Italien, das Sehnsuchtsland der Deutschen, ist das gelebte Chaos. So jedenfalls will es das Klischee. Nichts funktioniert, aber das Land am Mittelmeer hat die Pizza erfunden. Und die Pasta. Also jedenfalls die italienische Variante. Und dazu diese Sonne! Und diese Mode! Und damit hat Bella Italia wirklich genug geleistet für die Ewigkeit.
Meinen letzten Urlaub verbrachte ich in Neapel. Ich wollte schon immer mal nach Neapel. Sehen und sterben und so. Angeblich eine gefährliche Stadt, die Wiege der Camorra, der ältesten Verbrecherbande des Landes. Jeder Reiseführer rät dazu, den Rucksack nie auf der Straßenseite zu tragen, Gangster auf Rollern könnten ihn entreißen. Man solle bloß nicht mit seinem Geschmeide im öffentlichen Raum protzen.
Ich kann Sie beruhigen: Die Camorra ist im 21. Jahrhundert auch nicht mehr an unserer Urlaubsbörse und irgendwelchen Silberkettchen interessiert.
Man wird nicht überfahren
Ansonsten ist Neapel die vielleicht anstrengendste Stadt Europas, zumindest aber Italiens. Chaos! C-H-A-O-S ist das einzige Wort, das den Zustand der Metropole am Meer beschreibt. Sehr enge Gassen an sehr steilen Hängen sind hier die Regel, durch die sich alle Neapolitaner und alle Besucher der Stadt schieben und drängen.
Es ist aber nicht so, dass der Fußgänger in der Hauptstadt Kampaniens als besonders schwaches Glied in der Mobilitätskette gilt. Im Gegenteil: Fußgängerampeln und Zebrastreifen sind nur Ideen.
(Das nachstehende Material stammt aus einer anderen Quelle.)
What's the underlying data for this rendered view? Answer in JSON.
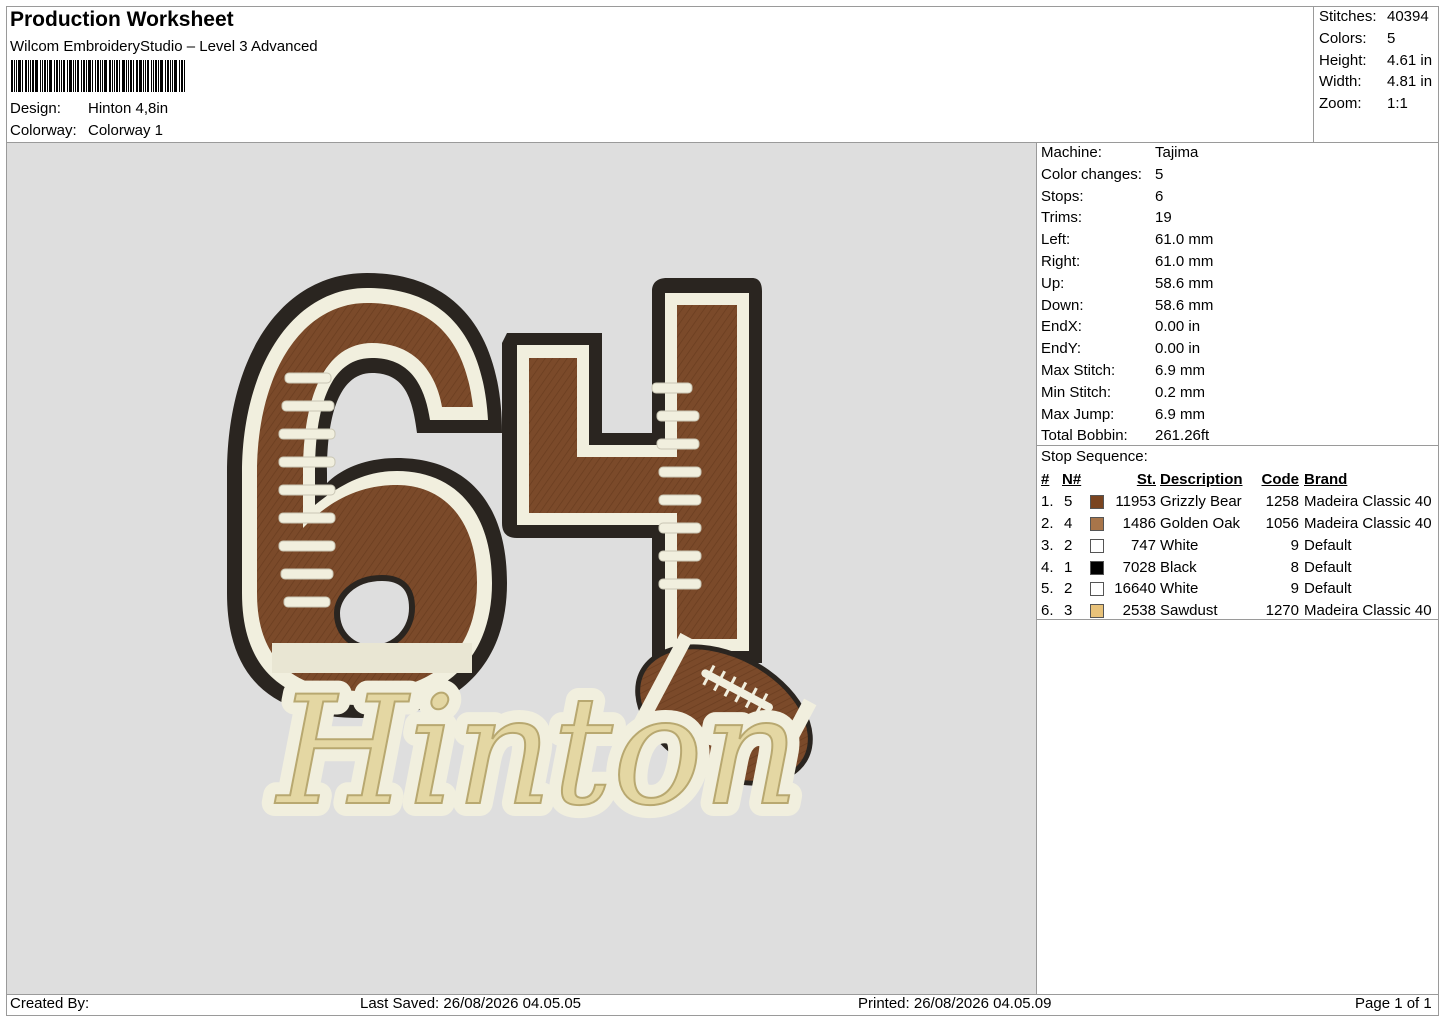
{
  "header": {
    "title": "Production Worksheet",
    "subtitle": "Wilcom EmbroideryStudio – Level 3 Advanced",
    "design_label": "Design:",
    "design_value": "Hinton 4,8in",
    "colorway_label": "Colorway:",
    "colorway_value": "Colorway 1"
  },
  "summary": [
    {
      "label": "Stitches:",
      "value": "40394"
    },
    {
      "label": "Colors:",
      "value": "5"
    },
    {
      "label": "Height:",
      "value": "4.61 in"
    },
    {
      "label": "Width:",
      "value": "4.81 in"
    },
    {
      "label": "Zoom:",
      "value": "1:1"
    }
  ],
  "properties": [
    {
      "label": "Machine:",
      "value": "Tajima"
    },
    {
      "label": "Color changes:",
      "value": "5"
    },
    {
      "label": "Stops:",
      "value": "6"
    },
    {
      "label": "Trims:",
      "value": "19"
    },
    {
      "label": "Left:",
      "value": "61.0 mm"
    },
    {
      "label": "Right:",
      "value": "61.0 mm"
    },
    {
      "label": "Up:",
      "value": "58.6 mm"
    },
    {
      "label": "Down:",
      "value": "58.6 mm"
    },
    {
      "label": "EndX:",
      "value": "0.00 in"
    },
    {
      "label": "EndY:",
      "value": "0.00 in"
    },
    {
      "label": "Max Stitch:",
      "value": "6.9 mm"
    },
    {
      "label": "Min Stitch:",
      "value": "0.2 mm"
    },
    {
      "label": "Max Jump:",
      "value": "6.9 mm"
    },
    {
      "label": "Total Bobbin:",
      "value": "261.26ft"
    }
  ],
  "stop_sequence": {
    "title": "Stop Sequence:",
    "headers": {
      "num": "#",
      "n": "N#",
      "st": "St.",
      "desc": "Description",
      "code": "Code",
      "brand": "Brand"
    },
    "rows": [
      {
        "num": "1.",
        "n": "5",
        "color": "#7a4420",
        "st": "11953",
        "desc": "Grizzly Bear",
        "code": "1258",
        "brand": "Madeira Classic 40"
      },
      {
        "num": "2.",
        "n": "4",
        "color": "#a8754a",
        "st": "1486",
        "desc": "Golden Oak",
        "code": "1056",
        "brand": "Madeira Classic 40"
      },
      {
        "num": "3.",
        "n": "2",
        "color": "#ffffff",
        "st": "747",
        "desc": "White",
        "code": "9",
        "brand": "Default"
      },
      {
        "num": "4.",
        "n": "1",
        "color": "#000000",
        "st": "7028",
        "desc": "Black",
        "code": "8",
        "brand": "Default"
      },
      {
        "num": "5.",
        "n": "2",
        "color": "#ffffff",
        "st": "16640",
        "desc": "White",
        "code": "9",
        "brand": "Default"
      },
      {
        "num": "6.",
        "n": "3",
        "color": "#e8c27a",
        "st": "2538",
        "desc": "Sawdust",
        "code": "1270",
        "brand": "Madeira Classic 40"
      }
    ]
  },
  "design_preview": {
    "digits": "64",
    "name": "Hinton",
    "colors": {
      "brown": "#7b4a2a",
      "cream": "#f1efde",
      "black": "#2a2520",
      "gold": "#e4d7a3",
      "background": "#dedede"
    }
  },
  "footer": {
    "created_by": "Created By:",
    "last_saved": "Last Saved: 26/08/2026 04.05.05",
    "printed": "Printed: 26/08/2026 04.05.09",
    "page": "Page 1 of 1"
  }
}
1. Der Verkehr: Wer die Straße überqueren will, der springt einfach in den Verkehr. Das kostet gerade uns Deutsche große Überwindung, sind wir doch auf das Ampelprinzip von Kindesbeinen an getrimmt. Die große Überraschung in Neapel: Man wird nicht überfahren. Setzt man einen Fuß auf die Straße, so halten sofort alle Autos, alle Motorroller an und lassen einen passieren. Versuchen Sie das mal in Berlin. Ein Hupkonzert, garniert mit einem bunten Strauß übelster Beschimpfungen wäre die Folge. Also, falls man nicht ohnehin über den Haufen gefahren würde.
In Neapel war das kein Problem. Es ist auch kein Problem, wenn das Auto einen Kratzer abbekommt. Man entschuldigt sich beieinander, möglichst wortreich, und damit hat es sich. In Deutschland wird in der Regel bei Fremdkontakt mit dem eigenen Gefährt die Polizei gerufen, es wird geschimpft, geflucht und beleidigt. In Italien scheint das keine Option, das Auto ist ein Gebrauchsgegenstand und kein Fetisch. Jedenfalls nicht in Neapel oder in Rom. Es ist hektisch, ganz wie in Berlin, gleichzeitig aber auch wesentlich entspannter und trotzdem funktioniert alles.
Niemand rempelt einen an. Noch besser: Die Leute schaffen es immer, aneinander vorbeizukommen und sei die Gasse noch so eng. In Berlin vergeht ja kein Tag, an dem man nicht mit irgendeinem Fußgänger kollidiert, meist wird dann auch noch gemault, ganz unabhängig von der Schuldfrage. Warum nur funktioniert das Miteinander woanders trotzdem besser als in Berlin?
Auch Neapel ist sicherlich keine Stadt, die arm an Problemen ist. Das traditionelle Kleinunternehmertum, dass das Stadtbild prägt, zählt in der Regel zur unteren Mittelschicht, auch wird wenig produziert. Die Wirtschaftskraft pro Kopf ist schwach, es gibt viel Jugendarbeitslosigkeit und natürlich die Mafia, die Camorra, ohne die, so will es jedenfalls die Legende, vieles in Neapel nicht funktionieren würde, wie beispielsweise die Müllentsorgung.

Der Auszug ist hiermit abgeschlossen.